Hi Alex,

>[...]
>[ describes that he wants interleave the definitions of several functions ]
>[ but Haskell does not allow this ]
>[...]
>This restriction is very frustrating because I want to add names to a
>function lookup table as they are derived.   Is there a strong reason for
>disallowing this syntax?

Well, it depends on what you call *strong*. The only reason that I heard is
that it prevents users from making possibly unwanted errors. The reasoning
behind this is that no sane programmer would write

  data Shape = Circle Float | Rectangle Float Float; area, perimeter ::
Shape -> Float

  area          (Circle r) = ...
  perimeter (Circle r) = ...

  area          (Rectangle w h) = ...
  perimeter (Rectangle w h) = ...

so if someone does it is probably a mistake. I think it sometimes makes
sense to sort definitions accoring to their argument pattern (the OO-style),
and sometimes according to their name (the FP-style). The compiler can sort
them as it wants later.

In my opinion a language should not be patronizing, it should not prevent me
from writing programs in what the language police thinks is bad style
(that's why unsafePerformIO is my big friend ;-).

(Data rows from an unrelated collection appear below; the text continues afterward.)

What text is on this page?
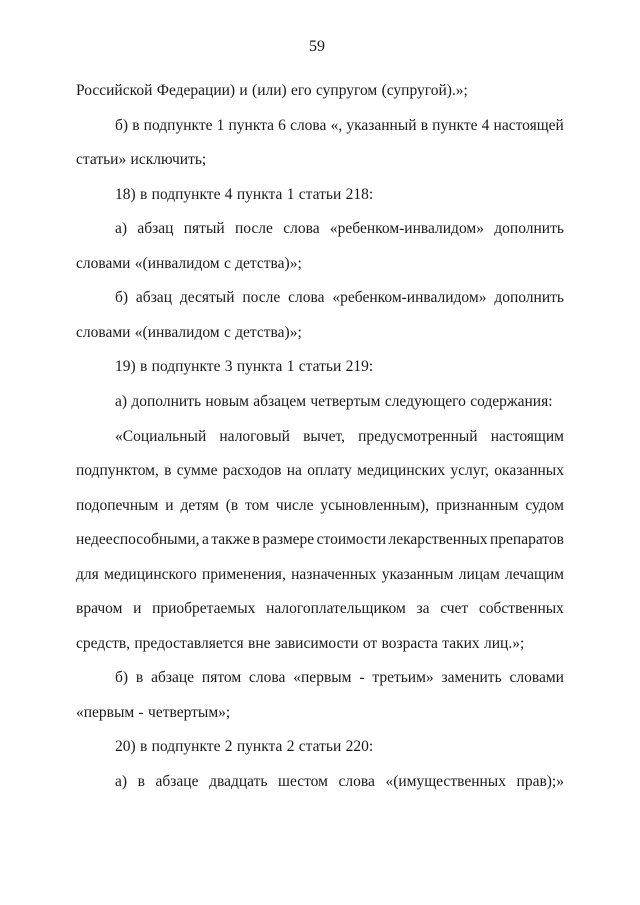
59
Российской Федерации) и (или) его супругом (супругой).»;
б) в подпункте 1 пункта 6 слова «, указанный в пункте 4 настоящей
статьи» исключить;
18) в подпункте 4 пункта 1 статьи 218:
а) абзац пятый после слова «ребенком-инвалидом» дополнить
словами «(инвалидом с детства)»;
б) абзац десятый после слова «ребенком-инвалидом» дополнить
словами «(инвалидом с детства)»;
19) в подпункте 3 пункта 1 статьи 219:
а) дополнить новым абзацем четвертым следующего содержания:
«Социальный налоговый вычет, предусмотренный настоящим
подпунктом, в сумме расходов на оплату медицинских услуг, оказанных
подопечным и детям (в том числе усыновленным), признанным судом
недееспособными, а также в размере стоимости лекарственных препаратов
для медицинского применения, назначенных указанным лицам лечащим
врачом и приобретаемых налогоплательщиком за счет собственных
средств, предоставляется вне зависимости от возраста таких лиц.»;
б) в абзаце пятом слова «первым - третьим» заменить словами
«первым - четвертым»;
20) в подпункте 2 пункта 2 статьи 220:
а) в абзаце двадцать шестом слова «(имущественных прав);»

For me this is particulary thorny because my idea of what is good style
tends to be very different from the mainstream. I used to be the lone voice
in the wilderness on this issue too, great to have a partisan!

>2. local import
>A module only needs to import a class definition if a type in the module
>derives that class.  It would be nice to have locally scoped import so
>that the user does not both have to add derive statements and have to add
>import statements (and deal with name space conflicts)

What do you mean? That if you write data Foo ..... deriving (Bar) you
automatically import the module in which the Bar class is defined? I think
what you want is import statements at arbitrary places in a module.
Something that was dropped from Haskell98.